October 11, 2011

Ever since Steve Jobs’ death last week, I have been watching and re-watching the YouTube video of his 2005 Stanford University commencement speech. And it makes me weepy every single time — because it’s so damn inspiring.

While snippets from the speech have appeared in various obituaries, his talk deserves a space all its own. You’ll want to hear and watch Steve Jobs explain how to live and how to die. He shares about being adopted (his biological dad was an immigrant from Syria). He describes his cancer, his failures, his loves. He is funny, sincere, passionate. By posting this 2005 moment on my blog, I hope to receive the blessing of Steve Jobs’ artistic energy.

I can’t bring myself to call him Steve because I didn’t personally know him. But clearly, he knew me — and exactly what I needed. Where would I be without the Apple products that rescued me from tech despair? I’m blogging this post on my MacBook Pro. The iPad and iPod Touch are charging next to my desk. We recently bought our first Mac desktop. As soon as my BlackBerry phone contract expires in December, I’m gonna get me an iPhone. And I can’t say enough about the Apple Store trainers and the One-to-One program.

This man dared to make beautiful and powerful machines. He turned his back on trends and conventional wisdom. New York Times tech columnist David Pogue put it best:

Over and over again, he took away our comfy blankets. He took away our floppy drives, our dial-up modems, our camcorder jacks, our non-glossy screens, our Flash, our DVD drives, our removable laptop batteries.

How could he do that? You’re supposed to add features, not take them away, Steve! That’s just not done!

Here’s the video. Every precious word counts. The message will help keep you on your path:

If you’re in a hurry, you can read the commencement speech by the college drop-out who changed our world. A poor substitute for the video, quite frankly, especially since he subtly deviates from the text in key moments.

Still, if you’re in a super hurry and need a fix right now, I’d like to share two of his quotes from the speech. Just so you’ll have something to hold onto in this moment:

Of course it was impossible to connect the dots looking forward when I was in college. But it was very, very clear looking backwards ten years later.
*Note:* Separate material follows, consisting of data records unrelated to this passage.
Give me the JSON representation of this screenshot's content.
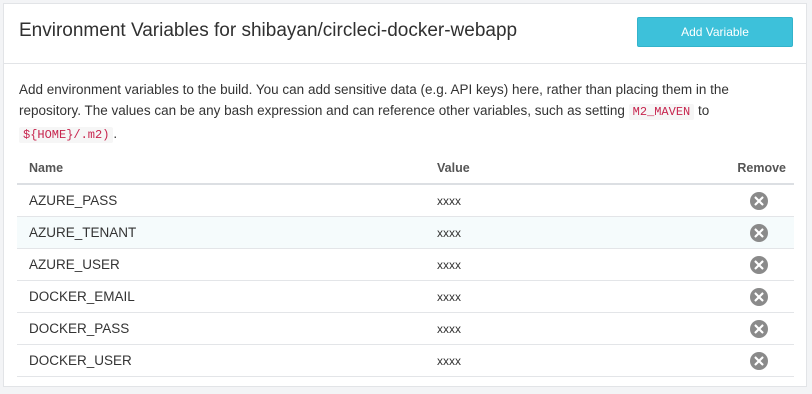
{
  "panel": {
    "title": "Environment Variables for shibayan/circleci-docker-webapp",
    "add_button_label": "Add Variable"
  },
  "description": {
    "text_before": "Add environment variables to the build. You can add sensitive data (e.g. API keys) here, rather than placing them in the repository. The values can be any bash expression and can reference other variables, such as setting",
    "code_var": "M2_MAVEN",
    "text_to": "to",
    "code_value": "${HOME}/.m2)",
    "text_end": "."
  },
  "table": {
    "headers": {
      "name": "Name",
      "value": "Value",
      "remove": "Remove"
    },
    "rows": [
      {
        "name": "AZURE_PASS",
        "value": "xxxx"
      },
      {
        "name": "AZURE_TENANT",
        "value": "xxxx"
      },
      {
        "name": "AZURE_USER",
        "value": "xxxx"
      },
      {
        "name": "DOCKER_EMAIL",
        "value": "xxxx"
      },
      {
        "name": "DOCKER_PASS",
        "value": "xxxx"
      },
      {
        "name": "DOCKER_USER",
        "value": "xxxx"
      }
    ]
  },
  "icons": {
    "remove": "close-circle-icon"
  },
  "colors": {
    "accent": "#3dc1da",
    "code_text": "#c7254e",
    "remove_icon": "#8a8a8a",
    "row_highlight": "#f5fbfc"
  }
}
Again, you can’t connect the dots looking forward; you can only connect them looking backwards. So you have to trust that the dots will somehow connect in your future. You have to trust in something — your gut, destiny, life, karma, whatever. Because believing that the dots will connect down the road will give you the confidence to follow your heart, even when it leads you off the well-worn path. And that will make all the difference. This approach has never let me down, and it has made all the difference in my life.

And one more quote:

You’ve got to find what you love. And that is as true for work as it is for your lovers. Your work is going to fill a large part of your life, and the only way to be truly satisfied is to do what you believe is great work. And the only way to do great work is to love what you do. If you haven’t found it yet, keep looking — and don’t settle. As with all matters of the heart, you’ll know when you find it. And, like any great relationship, it just gets better and better as the years roll on. So keep looking. Don’t settle.

I also love the closing advice from his speech. What he says at the end makes it plain why he is being remember for many things — but especially as an artist.

Stay hungry. Stay foolish. Watch the video and you will now exactly what these two sentences mean.